You have not responded to my comment where I do not recommend what you are describing: “after cooling with fuel gas the temperature inside the molecular sieve is 284 °F”. I do not understand how that high a temperature can be described as being cool. Without knowing all the basic data requested and having no answers to my queries or a response to the detailed Excel workbook that I have put together for this thread, I have no further comments to add.
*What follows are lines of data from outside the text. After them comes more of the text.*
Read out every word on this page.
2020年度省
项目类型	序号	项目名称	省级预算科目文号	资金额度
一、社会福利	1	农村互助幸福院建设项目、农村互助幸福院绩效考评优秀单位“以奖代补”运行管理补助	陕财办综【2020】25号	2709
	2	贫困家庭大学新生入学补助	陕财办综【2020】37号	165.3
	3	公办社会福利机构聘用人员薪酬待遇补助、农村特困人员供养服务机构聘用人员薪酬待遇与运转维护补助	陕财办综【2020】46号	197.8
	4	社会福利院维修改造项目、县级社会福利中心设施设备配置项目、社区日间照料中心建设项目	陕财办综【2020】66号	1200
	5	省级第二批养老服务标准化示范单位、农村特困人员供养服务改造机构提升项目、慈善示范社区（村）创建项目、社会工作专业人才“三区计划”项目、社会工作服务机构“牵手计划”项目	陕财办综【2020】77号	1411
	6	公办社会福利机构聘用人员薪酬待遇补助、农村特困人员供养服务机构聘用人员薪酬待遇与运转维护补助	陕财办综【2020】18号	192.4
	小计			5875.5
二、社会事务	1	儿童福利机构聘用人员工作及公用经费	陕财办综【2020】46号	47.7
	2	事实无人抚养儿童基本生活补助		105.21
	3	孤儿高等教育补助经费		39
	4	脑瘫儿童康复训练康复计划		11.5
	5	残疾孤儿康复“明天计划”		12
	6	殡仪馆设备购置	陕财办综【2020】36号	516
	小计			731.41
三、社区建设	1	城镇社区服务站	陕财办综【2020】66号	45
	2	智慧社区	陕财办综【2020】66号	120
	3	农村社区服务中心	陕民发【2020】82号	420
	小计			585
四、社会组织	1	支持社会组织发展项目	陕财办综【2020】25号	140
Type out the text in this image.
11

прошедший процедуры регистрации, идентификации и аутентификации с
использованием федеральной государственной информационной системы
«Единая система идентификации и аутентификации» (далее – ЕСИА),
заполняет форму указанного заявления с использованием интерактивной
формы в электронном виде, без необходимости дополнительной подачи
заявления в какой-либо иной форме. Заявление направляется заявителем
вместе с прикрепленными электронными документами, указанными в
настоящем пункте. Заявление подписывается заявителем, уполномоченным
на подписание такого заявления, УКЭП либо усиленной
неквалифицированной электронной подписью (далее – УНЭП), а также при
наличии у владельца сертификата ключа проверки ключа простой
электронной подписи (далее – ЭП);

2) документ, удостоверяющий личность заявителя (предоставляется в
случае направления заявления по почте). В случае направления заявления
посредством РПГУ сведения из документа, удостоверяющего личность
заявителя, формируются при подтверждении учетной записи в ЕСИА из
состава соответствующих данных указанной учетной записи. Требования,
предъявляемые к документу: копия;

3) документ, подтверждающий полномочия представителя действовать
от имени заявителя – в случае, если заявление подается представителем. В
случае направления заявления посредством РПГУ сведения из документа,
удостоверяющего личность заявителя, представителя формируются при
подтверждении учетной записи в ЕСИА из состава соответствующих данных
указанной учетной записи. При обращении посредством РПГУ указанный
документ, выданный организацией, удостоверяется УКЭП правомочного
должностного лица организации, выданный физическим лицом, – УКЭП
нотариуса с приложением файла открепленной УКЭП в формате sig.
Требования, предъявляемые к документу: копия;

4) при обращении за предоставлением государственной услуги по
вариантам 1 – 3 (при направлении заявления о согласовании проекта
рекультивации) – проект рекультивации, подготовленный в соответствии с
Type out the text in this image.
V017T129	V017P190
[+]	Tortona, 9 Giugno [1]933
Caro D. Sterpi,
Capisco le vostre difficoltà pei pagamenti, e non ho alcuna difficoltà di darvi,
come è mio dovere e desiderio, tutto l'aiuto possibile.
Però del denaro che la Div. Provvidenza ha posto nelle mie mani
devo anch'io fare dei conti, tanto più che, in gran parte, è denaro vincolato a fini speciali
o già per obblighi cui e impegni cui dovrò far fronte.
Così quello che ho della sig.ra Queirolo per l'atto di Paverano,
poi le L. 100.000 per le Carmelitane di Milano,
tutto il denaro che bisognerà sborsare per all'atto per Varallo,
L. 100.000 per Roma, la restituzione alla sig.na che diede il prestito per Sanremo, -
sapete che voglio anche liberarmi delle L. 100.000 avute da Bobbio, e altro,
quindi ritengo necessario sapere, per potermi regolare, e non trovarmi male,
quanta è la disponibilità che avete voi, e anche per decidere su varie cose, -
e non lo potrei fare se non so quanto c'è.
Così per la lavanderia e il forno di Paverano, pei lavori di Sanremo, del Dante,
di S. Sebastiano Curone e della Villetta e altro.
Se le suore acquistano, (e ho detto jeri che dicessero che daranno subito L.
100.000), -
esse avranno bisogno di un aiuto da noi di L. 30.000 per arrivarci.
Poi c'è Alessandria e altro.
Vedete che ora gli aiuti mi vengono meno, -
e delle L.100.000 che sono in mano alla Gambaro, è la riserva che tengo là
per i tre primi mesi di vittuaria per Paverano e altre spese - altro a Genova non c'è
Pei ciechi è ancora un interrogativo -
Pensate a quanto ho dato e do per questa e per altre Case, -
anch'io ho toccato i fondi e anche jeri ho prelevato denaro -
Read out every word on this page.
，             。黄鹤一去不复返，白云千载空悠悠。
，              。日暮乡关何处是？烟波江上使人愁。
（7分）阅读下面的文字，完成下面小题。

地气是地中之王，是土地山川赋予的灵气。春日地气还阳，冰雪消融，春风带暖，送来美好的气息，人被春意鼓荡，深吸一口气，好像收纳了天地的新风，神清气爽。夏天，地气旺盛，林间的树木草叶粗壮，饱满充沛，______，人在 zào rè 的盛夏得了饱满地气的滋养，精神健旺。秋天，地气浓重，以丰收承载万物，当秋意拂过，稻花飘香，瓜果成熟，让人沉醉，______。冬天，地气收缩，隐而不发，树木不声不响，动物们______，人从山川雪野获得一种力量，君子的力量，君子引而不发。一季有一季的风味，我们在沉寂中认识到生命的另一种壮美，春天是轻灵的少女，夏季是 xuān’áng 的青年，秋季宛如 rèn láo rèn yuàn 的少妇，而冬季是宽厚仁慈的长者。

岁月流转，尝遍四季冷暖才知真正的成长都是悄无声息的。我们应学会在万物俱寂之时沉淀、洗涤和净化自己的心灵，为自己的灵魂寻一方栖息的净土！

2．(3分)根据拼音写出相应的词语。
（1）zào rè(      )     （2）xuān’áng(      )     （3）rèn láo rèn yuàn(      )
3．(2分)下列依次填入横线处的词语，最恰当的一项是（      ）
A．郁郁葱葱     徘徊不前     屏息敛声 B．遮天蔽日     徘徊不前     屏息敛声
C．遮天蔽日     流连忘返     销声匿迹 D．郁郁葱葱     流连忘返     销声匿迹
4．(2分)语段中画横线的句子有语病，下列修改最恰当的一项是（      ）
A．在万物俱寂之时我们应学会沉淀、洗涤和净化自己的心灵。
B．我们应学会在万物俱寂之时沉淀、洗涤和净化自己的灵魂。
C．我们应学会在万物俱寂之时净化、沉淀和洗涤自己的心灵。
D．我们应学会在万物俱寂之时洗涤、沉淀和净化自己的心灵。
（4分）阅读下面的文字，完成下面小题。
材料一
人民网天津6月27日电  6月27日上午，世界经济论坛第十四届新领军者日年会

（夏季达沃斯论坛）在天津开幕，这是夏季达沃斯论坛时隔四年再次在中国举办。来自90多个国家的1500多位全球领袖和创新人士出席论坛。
I believe I not only have described and commented on my interpretation of the regeneration portion of the Adsorption cycle, but the detailed sketches and notes furnished in my workbook describe the operation in as great a detail as I can, given the little amount of basic data that has been presented.

[Robert Montoya]

Thanks Mr. Art your comments are accurate, I appreciate your attention to the subject

Dear Art basically the question is what is the effect on the molecular sieve if obvious the step cooling with fuel gas. I have conducted research and thesis on the subject exists. There is an effect called "sintering" is a physical process that causes a loss of the solid surface, occurring when operating in the presence of large amounts of energy as heat, high temperatures or abrupt changes in temperature. This process may occur in specific areas of solid or throughout its volume. Sintering is a complex phenomenon, and so far it is difficult to predict the speed with which change the structural characteristics of the adsorbent.

Draining

After the adsorption phase, the Molecular Sieve Adsorber switches in regeneration mode The vessel is depressurized to the pressure of the vapor propane from Depropanizer overhead and drained to the Product Receiver. A Pressure Switch Low at Adsorber top indicates the end of the depressurization step.

Cold Fuel Gas circulation

Cold HP Fuel Gas from Plant Fuel Gas System flows downwards through the Adsorber in order to remove remaining propane (spongy propane) and avoid HP Fuel Gas System contamination during the next step.

Heating

The hot regeneration Fuel Gas at 368 psig/554°F flows downwards in the Adsorber under flow control providing enough energy to desorb the water and H2S from the molecular sieve.

Cooling with Fuel Gas

Cold Fuel Gas at 380 psig flows downwards through the vessel to perform a first cooling of the Adsorber from 554°F to 284°F. This step allows reducing the aggressive expansion of liquid propane due to its vaporization during final cooling which will damage the molecular sieve. Moreover, first cooling is stopped at 284°F to avoid adsorption of water and H2S contained in Fuel Gas by the sieve.

Cooling with Propane and filling

The liquid propane at 250 psig/115.1°F is heated while flowing upwards through the vessel but remains dry as no water is present on the sieve.

Spongy propane; is the propane that is inside the pores of the molecular sieve. (belong to cold fuel gas circulation and not to draining step)

Mr. Art. if you need any additional information or details, please send me your email and information will be sent gladly.